Since graduating Cooper in 1989, Morris and Sato independently taught continuously at Columbia GSAPP, The Cooper Union, Harvard GSD, Parsons, and Cornell University.
After her passing in 2012, Michael took the helm of Yoshiko’s Space Architecture Studio and Space Exploration Research Lab (SEArc) at Columbia University to explore future the architecture for human life in outerspace. In 2008, with SEArc, Sato and Morris designed key costumes (Astronaut’s and Cyborg’s) for the Beijing Olympics Opening Ceremony, and in 2013 Morris participated as a Subject Matter Expert (SME) in NASA’s Net Habitable Volume Consensus Session.

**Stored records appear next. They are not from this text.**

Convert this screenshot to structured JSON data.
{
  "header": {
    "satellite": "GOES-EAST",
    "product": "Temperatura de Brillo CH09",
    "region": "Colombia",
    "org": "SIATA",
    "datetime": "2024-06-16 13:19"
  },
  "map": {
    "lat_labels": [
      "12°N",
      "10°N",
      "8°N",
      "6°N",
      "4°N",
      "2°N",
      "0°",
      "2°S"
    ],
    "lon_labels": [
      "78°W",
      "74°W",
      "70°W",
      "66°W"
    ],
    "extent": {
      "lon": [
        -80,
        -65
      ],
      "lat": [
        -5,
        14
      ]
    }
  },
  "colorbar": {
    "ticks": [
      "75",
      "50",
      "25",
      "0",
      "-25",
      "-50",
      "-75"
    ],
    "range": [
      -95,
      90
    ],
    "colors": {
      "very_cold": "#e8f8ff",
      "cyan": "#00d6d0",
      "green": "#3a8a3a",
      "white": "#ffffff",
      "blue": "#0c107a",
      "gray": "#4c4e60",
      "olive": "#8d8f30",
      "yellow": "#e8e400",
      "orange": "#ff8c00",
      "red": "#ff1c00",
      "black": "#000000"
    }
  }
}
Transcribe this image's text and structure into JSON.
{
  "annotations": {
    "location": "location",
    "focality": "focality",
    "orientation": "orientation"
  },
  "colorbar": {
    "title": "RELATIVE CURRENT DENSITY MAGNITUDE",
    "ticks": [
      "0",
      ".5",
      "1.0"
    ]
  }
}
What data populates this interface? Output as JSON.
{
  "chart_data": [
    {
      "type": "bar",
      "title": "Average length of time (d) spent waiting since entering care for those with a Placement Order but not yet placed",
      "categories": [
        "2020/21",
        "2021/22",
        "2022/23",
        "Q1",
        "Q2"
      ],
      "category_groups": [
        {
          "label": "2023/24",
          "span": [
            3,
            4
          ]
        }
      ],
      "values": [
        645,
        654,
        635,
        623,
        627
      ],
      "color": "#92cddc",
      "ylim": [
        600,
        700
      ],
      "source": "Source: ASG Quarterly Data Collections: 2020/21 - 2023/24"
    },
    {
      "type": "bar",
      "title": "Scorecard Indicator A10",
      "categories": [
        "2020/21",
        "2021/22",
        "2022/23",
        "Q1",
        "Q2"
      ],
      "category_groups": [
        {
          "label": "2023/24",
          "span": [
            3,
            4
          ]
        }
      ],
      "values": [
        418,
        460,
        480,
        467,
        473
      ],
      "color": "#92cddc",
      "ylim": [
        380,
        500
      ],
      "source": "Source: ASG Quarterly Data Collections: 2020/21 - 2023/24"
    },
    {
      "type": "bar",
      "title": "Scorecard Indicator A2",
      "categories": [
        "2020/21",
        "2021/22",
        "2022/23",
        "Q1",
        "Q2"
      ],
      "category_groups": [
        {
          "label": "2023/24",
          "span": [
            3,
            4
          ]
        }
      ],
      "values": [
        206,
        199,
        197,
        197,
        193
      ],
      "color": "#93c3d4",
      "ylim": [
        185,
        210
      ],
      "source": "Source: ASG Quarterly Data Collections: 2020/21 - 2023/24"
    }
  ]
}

Since 2015, Morris has greatly expanded SEArc as SEArch+, formed with Sato and his former space studio students. After winning multiple 1st prizes in NASA Centennial Challenge competitions and NASA Awarded X-Hab Studio’s at Pratt Institute, Morris and SEArch+ is presently developing habitats and infrastructure designs as part of NASA’s Moon to Mars Planetary Autonomous Construction Technology team to initiate 3D printing on the Moon by 2028, the site of Sato’s visionary Cooper Union 1989 thesis.
Michael Morris and Yoshiko Sata were awarded the CUAA John Q. Hejduk award in 2013. Michael Morris accepted the award during the Founder’s Day Dinner held at Gustavino’s on E. 59th Street, New York, NY.